The strategy, according to them, is in the genes.

The program focuses explicitly on channelopathies, and hypertrophic and arrhythmogenic cardiomyopathies – all predominant causes of SCD in young adults and children.

Each of these disorders is an inherited heart condition.

“Our current system typically discovers barely ten per cent or less of these individuals,” Dr. Krahn says.

Krahn and Hamilton have received funding with CANet’s Strategic Research Grant for their project “The Canadian Genetic Heart Rhythm Network: Innovative Strategies to Reduce the Risk of Sudden Cardiac Death Using Novel Clinical and Population Approaches” The Canadian Genetic Heart Rhythm Network is a collection of 15 centers – 12 adult and seven pediatric – across seven provinces in Canada.

Patients will work with genetic counselors and cardiac experts. Counselors will help family members understand the benefits, and risks for clinical & genetic assessment.

Patients will also be monitored for arrhythmias or other SCD-related symptoms using implanted cardiac monitors.

The CANet project will develop an “accurate, up-to-date, and reliable list of risk factors, and indicators based on information collected from questionnaires, medical data from clinical visits, and information from caregivers,” Dr. Hamilton says.

Genetic testing and clinical testing together are highly cost-effective in preventing sudden death.

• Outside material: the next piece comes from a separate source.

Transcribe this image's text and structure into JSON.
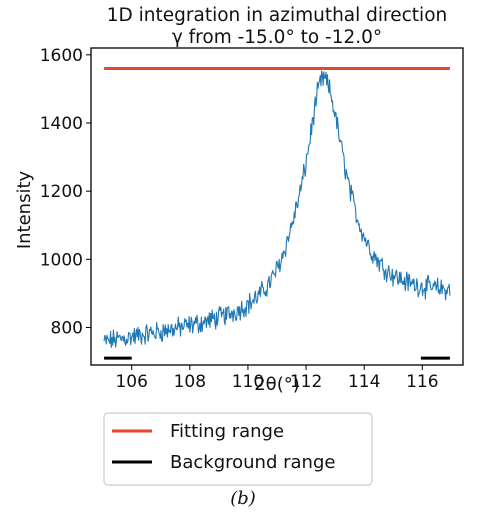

New Zealand and Sweden have already combined both and can now successfully identify more than half of the estimated disease population.

Krahn and Hamilton are working with experts from both countries to help adapt the European success story to Canada.

With this project, CANet is a step closer to reaching its strategic goal of a 10 per cent drop in SCD across Canada, while significantly improving the efficiency, effectiveness, and accessibility of arrhythmia care delivery in Canada and the world.

The Krahn-Hamilton CANet project is also building a highly interactive website with educational materials, interactive multimedia, and links to social media and patient advocacy group platforms.

“We want to deliver accessible and up-to-date information to health professionals and patients,” Dr. Krahn says.

For example, he recently partnered with Heart and Stroke Foundation to create a 75-second video on sudden cardiac death research.

It was viewed more than 11,000 times in the first 24 hours.

“We are also developing communication software and apps for public awareness, to help patients take care of themselves at home,” Dr. Hamilton adds.

Both are working with commercial and industry partners such as Medtronic, AliveCor, and Systemas Genomics to develop such home health and technology platforms. This work also reflects CANet’s commitment and strategic goal of commercializing five to seven new technologies related to arrhythmia care delivery.

Aligned with CANet’s strategic goal to launch of 30-40 new experts in public and private research, Drs. Krahn and Hamilton are also creating a scientific think-tank community for students and researchers to foster communications and connections for ongoing and new projects related to SCD.

The think-tank will help in “our ability to support capacity building in the field in terms of Highly Qualified Personnel, connect graduate students, medical trainees, residents and research fellows with one another, and help with patient recruitment,” Dr. Krahn says.